The best thing you can do is consistently offer the food they’re supposed to be eating. Dogs truly won’t starve themselves if they don’t have any underlying health conditions, so if your vet has cleared your dog of any health issues, then you have to be firm in offering them their dog food and not giving in with treats or other goodies.

The Case for Dry Food versus Wet Dog Food

More attentive dog owners often give their tiny dogs wet food because they feel like it’s easier for their dogs to eat with their equally tiny teeth. While this is probably true, there are dry dog food diets available that are sized to be comfortably eaten by dogs with small mouths.

However, there is research showing that a diet of soft food contributes to dental problems. Dry food offers a sort of brushing technique because the kibbles are abrasive on the teeth. Chihuahuas’ biggest health problem is their propensity to bad teeth. Regardless of how well you take care of their teeth, they end up needing dental cleanings at least once per year.

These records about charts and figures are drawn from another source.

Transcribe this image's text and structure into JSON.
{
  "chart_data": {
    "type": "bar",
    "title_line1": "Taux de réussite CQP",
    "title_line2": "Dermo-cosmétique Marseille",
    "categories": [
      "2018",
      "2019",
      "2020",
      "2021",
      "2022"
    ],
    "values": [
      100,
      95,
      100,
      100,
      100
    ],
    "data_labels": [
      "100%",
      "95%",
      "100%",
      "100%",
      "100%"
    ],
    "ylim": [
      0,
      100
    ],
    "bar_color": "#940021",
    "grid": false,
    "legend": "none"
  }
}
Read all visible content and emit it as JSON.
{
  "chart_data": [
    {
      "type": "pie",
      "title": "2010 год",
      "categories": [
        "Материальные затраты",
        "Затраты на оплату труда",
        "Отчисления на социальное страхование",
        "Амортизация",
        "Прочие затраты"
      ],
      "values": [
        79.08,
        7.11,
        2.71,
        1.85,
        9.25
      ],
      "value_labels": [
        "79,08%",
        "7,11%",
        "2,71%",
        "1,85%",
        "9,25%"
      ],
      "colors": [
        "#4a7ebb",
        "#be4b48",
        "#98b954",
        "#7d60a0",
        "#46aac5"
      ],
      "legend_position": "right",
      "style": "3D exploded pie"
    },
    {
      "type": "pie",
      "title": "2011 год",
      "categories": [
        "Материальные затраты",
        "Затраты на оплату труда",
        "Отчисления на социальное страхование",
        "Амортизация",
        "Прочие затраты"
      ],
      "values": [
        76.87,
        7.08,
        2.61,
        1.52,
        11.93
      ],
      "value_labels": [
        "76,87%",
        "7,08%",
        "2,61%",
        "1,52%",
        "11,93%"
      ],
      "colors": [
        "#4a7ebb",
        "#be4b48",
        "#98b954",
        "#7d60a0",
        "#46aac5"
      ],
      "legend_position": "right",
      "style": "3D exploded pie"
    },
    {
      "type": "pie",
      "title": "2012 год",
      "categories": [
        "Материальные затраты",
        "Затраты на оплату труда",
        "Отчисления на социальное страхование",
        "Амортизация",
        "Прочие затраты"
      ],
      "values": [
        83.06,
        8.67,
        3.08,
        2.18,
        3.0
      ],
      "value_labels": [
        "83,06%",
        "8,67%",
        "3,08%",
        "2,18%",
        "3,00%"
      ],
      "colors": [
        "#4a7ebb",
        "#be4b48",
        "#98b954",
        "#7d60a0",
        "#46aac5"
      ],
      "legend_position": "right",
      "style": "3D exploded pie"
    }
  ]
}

When you have a dog that’s already predisposed to dental disease, removing any chance of abrasive action on the teeth isn’t going to work in their favor. Even if your dog eats a steady diet of dry food, this isn’t a substitute for regular dental cleanings. A dry diet is simply something to help stave off how often they need dental cleanings by their veterinarian.

Feeding your Chihuahua family member isn’t necessarily hard unless your dog is particularly difficult in nature. A high-quality food with a good balance of lean protein and complex carbohydrates is enough to ensure they remain healthy and they’re given the tools to live a long, healthy life.